For the 2015–16 season, he moved to FC Schoenberg 95 where he debuted on 26 July 2015. In his first appearance, he scored what would be the lone goal of the match for either side in the 18th minute.

After a season, he left the FC Schoenberg 95 and moved to his hometown to play for Buxtehuder SV. He made his debut in the Oberliga Hamburg on 31 July 2016 in a 4–1 defeat against Niendorfer TSV.

In 2017, Matern left German club Buxtehuder SV to attend Indiana Wesleyan University in the United States and play for the Indiana Wesleyan Wildcats.

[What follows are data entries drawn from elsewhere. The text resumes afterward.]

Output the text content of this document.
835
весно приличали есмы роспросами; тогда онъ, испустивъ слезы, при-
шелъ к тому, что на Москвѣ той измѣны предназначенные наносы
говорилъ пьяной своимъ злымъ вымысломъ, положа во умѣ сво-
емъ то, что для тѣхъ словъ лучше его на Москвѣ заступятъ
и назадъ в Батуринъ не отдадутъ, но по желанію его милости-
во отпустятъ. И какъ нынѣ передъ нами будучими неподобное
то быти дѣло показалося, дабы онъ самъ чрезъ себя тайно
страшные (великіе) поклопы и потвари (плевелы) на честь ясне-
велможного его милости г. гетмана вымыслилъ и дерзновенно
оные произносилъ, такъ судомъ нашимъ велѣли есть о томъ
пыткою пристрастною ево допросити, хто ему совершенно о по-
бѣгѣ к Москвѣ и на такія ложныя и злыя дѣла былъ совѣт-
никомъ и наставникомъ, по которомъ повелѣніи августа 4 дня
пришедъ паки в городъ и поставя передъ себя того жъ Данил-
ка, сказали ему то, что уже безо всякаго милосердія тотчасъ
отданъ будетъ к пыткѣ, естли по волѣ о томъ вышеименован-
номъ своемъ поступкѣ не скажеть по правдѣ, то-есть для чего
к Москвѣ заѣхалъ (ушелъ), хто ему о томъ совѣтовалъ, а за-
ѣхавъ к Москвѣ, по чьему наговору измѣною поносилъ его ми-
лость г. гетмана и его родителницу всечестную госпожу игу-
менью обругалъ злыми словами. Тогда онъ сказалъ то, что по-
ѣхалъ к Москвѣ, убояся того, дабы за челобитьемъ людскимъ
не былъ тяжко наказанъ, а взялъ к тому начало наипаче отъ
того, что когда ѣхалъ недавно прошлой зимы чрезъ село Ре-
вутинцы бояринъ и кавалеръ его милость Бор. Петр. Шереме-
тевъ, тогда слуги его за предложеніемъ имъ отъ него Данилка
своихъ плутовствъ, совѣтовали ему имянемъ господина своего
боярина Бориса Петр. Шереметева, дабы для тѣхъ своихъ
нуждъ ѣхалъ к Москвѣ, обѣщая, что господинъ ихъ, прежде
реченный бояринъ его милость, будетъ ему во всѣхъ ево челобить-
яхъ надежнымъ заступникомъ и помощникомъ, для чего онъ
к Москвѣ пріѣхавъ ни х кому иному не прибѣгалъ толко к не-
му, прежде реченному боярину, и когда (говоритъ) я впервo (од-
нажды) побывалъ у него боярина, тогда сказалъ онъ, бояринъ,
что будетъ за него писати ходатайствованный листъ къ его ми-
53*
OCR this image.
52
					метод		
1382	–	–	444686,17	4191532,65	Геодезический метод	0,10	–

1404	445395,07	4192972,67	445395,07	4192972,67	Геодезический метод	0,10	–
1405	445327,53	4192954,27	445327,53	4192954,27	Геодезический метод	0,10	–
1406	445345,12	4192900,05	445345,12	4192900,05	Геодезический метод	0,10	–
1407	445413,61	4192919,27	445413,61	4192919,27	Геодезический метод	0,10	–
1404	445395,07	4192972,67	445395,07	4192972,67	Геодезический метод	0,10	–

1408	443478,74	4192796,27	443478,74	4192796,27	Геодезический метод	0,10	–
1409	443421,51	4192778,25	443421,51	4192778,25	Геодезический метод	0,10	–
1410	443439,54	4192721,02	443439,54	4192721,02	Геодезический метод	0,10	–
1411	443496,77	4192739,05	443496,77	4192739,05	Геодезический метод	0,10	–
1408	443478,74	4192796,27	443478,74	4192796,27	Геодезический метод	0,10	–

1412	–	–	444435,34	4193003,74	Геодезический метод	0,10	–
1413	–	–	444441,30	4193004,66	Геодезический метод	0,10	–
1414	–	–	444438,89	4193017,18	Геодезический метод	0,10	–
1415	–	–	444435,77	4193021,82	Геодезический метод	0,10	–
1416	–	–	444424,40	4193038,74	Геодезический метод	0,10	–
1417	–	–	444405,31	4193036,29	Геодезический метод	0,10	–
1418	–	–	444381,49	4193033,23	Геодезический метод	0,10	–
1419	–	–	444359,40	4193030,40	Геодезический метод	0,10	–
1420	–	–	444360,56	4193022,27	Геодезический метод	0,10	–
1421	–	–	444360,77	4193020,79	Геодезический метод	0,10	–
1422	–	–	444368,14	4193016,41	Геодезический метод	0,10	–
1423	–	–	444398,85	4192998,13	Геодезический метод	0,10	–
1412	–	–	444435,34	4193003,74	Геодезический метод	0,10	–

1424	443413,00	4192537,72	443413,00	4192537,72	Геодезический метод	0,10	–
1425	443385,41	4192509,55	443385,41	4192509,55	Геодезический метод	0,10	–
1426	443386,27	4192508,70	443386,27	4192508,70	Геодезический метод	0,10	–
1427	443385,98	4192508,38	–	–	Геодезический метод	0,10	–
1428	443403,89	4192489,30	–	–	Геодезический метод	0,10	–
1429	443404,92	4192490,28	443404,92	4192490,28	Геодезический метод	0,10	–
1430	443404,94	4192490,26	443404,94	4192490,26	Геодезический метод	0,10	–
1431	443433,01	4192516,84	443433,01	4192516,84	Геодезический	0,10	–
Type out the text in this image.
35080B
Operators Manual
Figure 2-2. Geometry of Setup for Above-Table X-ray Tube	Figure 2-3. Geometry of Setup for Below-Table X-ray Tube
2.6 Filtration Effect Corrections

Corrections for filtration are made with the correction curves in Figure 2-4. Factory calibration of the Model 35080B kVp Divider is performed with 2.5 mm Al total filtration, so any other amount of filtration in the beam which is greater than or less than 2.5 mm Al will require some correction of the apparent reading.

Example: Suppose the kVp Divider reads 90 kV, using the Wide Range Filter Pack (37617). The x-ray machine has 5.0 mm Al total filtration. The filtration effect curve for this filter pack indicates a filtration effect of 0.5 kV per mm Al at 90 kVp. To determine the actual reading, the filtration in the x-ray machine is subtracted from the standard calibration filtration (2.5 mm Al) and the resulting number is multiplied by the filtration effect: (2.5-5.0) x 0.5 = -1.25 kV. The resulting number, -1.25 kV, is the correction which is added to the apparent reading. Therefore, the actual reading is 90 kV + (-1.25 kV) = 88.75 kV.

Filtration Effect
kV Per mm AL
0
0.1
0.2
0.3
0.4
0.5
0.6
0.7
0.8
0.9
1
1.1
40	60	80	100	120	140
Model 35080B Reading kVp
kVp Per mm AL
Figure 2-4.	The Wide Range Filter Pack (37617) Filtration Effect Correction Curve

In 2018, he signed a two-year contract with the second-division club Indy Eleven in the United Soccer League. Matern was a regular contributor for Indy, starting in all 27 of his appearances that season.

Matern was one of just seven players on Indy's 2018 roster that returned for the 2019 season after a frenzy of new signings in the offseason. However, as of 30 March, he had not seen much playing time in 2019.